Light control principle circuit rooster crows

The circuit principle is illustrated in the accompanying figure. When the night light shines on the photosensitive resistor RG, it exhibits a high resistance (significantly greater than 50K). As a result, the output of the LSE pin is low, causing the transistor VT1 to conduct. This activates relay J, which opens its normally closed contacts, preventing the chicken sounds analog circuit IC KD5609 from operating due to lack of power. At dawn, when light hits the RG, its internal resistance decreases to around 50K. Consequently, the LSE pin output becomes high, turning off the transistor VT1 and allowing relay J to release and close its contacts. This action powers the chicken sounds analog circuit, enabling realistic chicken sounds to emanate from the speaker BL.

The described circuit operates as a light-sensitive activation system that controls sound output based on ambient light conditions. The core component, a photosensitive resistor (RG), is pivotal in determining the circuit’s response to light levels. During nighttime, RG maintains a high resistance, which keeps the output of the LSE pin low. This low output signals transistor VT1 to conduct, thereby energizing relay J. The relay's normally closed contacts open, effectively disconnecting power from the chicken sounds analog circuit IC KD5609, silencing the output.

As dawn approaches and light levels increase, the resistance of RG decreases significantly, reaching approximately 50K. This change triggers a transition in the LSE pin output to high, which turns off transistor VT1. The deactivation of VT1 allows relay J to return to its default state, closing its contacts. This closure restores power to the IC KD5609, activating the chicken sounds circuit. The result is an engaging auditory experience, with realistic chicken sounds produced through the speaker BL, thereby simulating a natural morning environment.

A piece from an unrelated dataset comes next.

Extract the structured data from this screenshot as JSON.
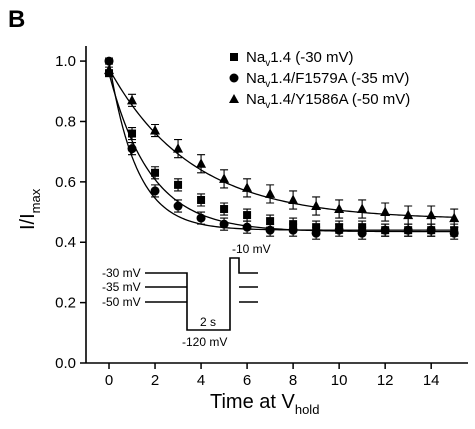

The circuit can be utilized in various applications, such as in educational projects, automated farm settings, or as a novelty alarm clock feature. Proper component selection is essential for ensuring that the photosensitive resistor and transistor can handle the expected ranges of light and current. Additionally, the relay must be rated to manage the load of the connected sound circuit. Overall, this light-activated circuit exemplifies a practical implementation of basic electronic principles to create an interactive and responsive system. Circuit principle is shown in FIG apparatus. When the night light irradiation on the photosensitive resistor RG, RG of great resistance, (much larger than 50K), so the LSE O, f eet equivalent open, LSEs pin output low, transistor VT1 conduction, excitation relay J pull its normally closed contacts j oFF, chicken sounds analog circuit IC KD5609 does not work without power. Once dawn, light irradiated on the RG, RG internal resistance becomes smaller ( 50K), this time the LSE pin output high, the transistor VT1 end, the relay J release, closes its contact j, analog sounds of chickens circuit energized work, accompanied by realistic sounds of chickens from the indicator in the speaker BL.